Efectivamente, fui yo quien envió la solicitud de ayuda… Ya no sentía nada sobre ser quien había enviado la solicitud de ayuda.

Sospechaba que Aurore lo había guiado para enviarla. Después de todo, él no tenía conocimiento de misticismo en ese entonces, así que habría dependido de un mensajero confiable o un cartero.

Hablando de eso, Lumian se dio cuenta de que el cartero que venía una vez por semana no estaba en el bucle.

Supuso que las autoridades probablemente impedían que personas ordinarias entraran a Cordu después de recibir la carta.

Lumian buscó una caja para guardar la carta, pero no recordaba cuántos objetos similares tenía Aurore en su colección, así que desistió.

Se vistió de manera que no afectara sus movimientos, tomó su hacha negra hierro y salió hacia el páramo lleno de grietas.

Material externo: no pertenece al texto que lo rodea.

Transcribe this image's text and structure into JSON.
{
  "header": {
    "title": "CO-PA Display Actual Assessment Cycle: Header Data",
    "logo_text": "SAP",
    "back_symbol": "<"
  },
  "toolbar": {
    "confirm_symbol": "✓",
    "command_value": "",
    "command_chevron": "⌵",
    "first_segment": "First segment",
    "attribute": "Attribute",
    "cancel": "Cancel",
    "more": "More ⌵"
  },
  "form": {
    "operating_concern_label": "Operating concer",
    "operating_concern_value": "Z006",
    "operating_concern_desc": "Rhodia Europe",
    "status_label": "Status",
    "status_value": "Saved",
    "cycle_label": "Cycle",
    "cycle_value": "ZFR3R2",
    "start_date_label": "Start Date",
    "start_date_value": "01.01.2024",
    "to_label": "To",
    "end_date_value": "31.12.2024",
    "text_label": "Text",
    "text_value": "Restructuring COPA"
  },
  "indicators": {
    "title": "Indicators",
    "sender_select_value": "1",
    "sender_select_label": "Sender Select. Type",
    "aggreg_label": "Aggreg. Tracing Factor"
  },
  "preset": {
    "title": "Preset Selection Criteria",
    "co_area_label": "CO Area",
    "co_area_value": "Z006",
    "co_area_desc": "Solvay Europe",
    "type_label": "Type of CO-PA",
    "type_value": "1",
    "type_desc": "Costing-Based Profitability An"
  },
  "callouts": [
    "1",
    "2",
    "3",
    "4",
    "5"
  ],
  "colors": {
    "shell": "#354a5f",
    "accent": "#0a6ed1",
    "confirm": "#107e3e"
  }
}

Caminó hacia las ruinas que rodeaban el pico montañoso rojo oscuro.

Lumian despachó fácilmente a los dos monstruos familiares. Colgó la escopeta, la bolsa de tela con balas de plomo y el surtido de monedas.

Avanzó con cautela, evitando deliberadamente el camino que había tomado antes, sabiendo que no estaba preparado para enfrentar al monstruo de tres rostros.

Mientras se abría paso a través de los edificios derrumbados y la delgada neblina gris, el que estaba constantemente alerta olió.

Captó un tufo a sangre.

Después de pensarlo, Lumian se escabulló hacia las sombras y se escondió en un espacio oculto en la parte superior de una casa medio derrumbada, mirando a través de un hueco entre unas rocas.

A lo lejos, en medio del páramo yermo y lleno de escombros, vio un bulto de carne retorciéndose lentamente hacia un edificio.

La carne estaba mezclada con grasa amarilla, como si una criatura hubiera sido aplastada por una roca caída.

Lumian reflexionó sobre cómo lidiar con tal monstruo. ¿Debería decapitarlo? Pero ni siquiera tiene cabeza.

De repente, aparecieron de la nada varias cuerdas carnosas de color negro oscuro y ataron firmemente la masa de carne.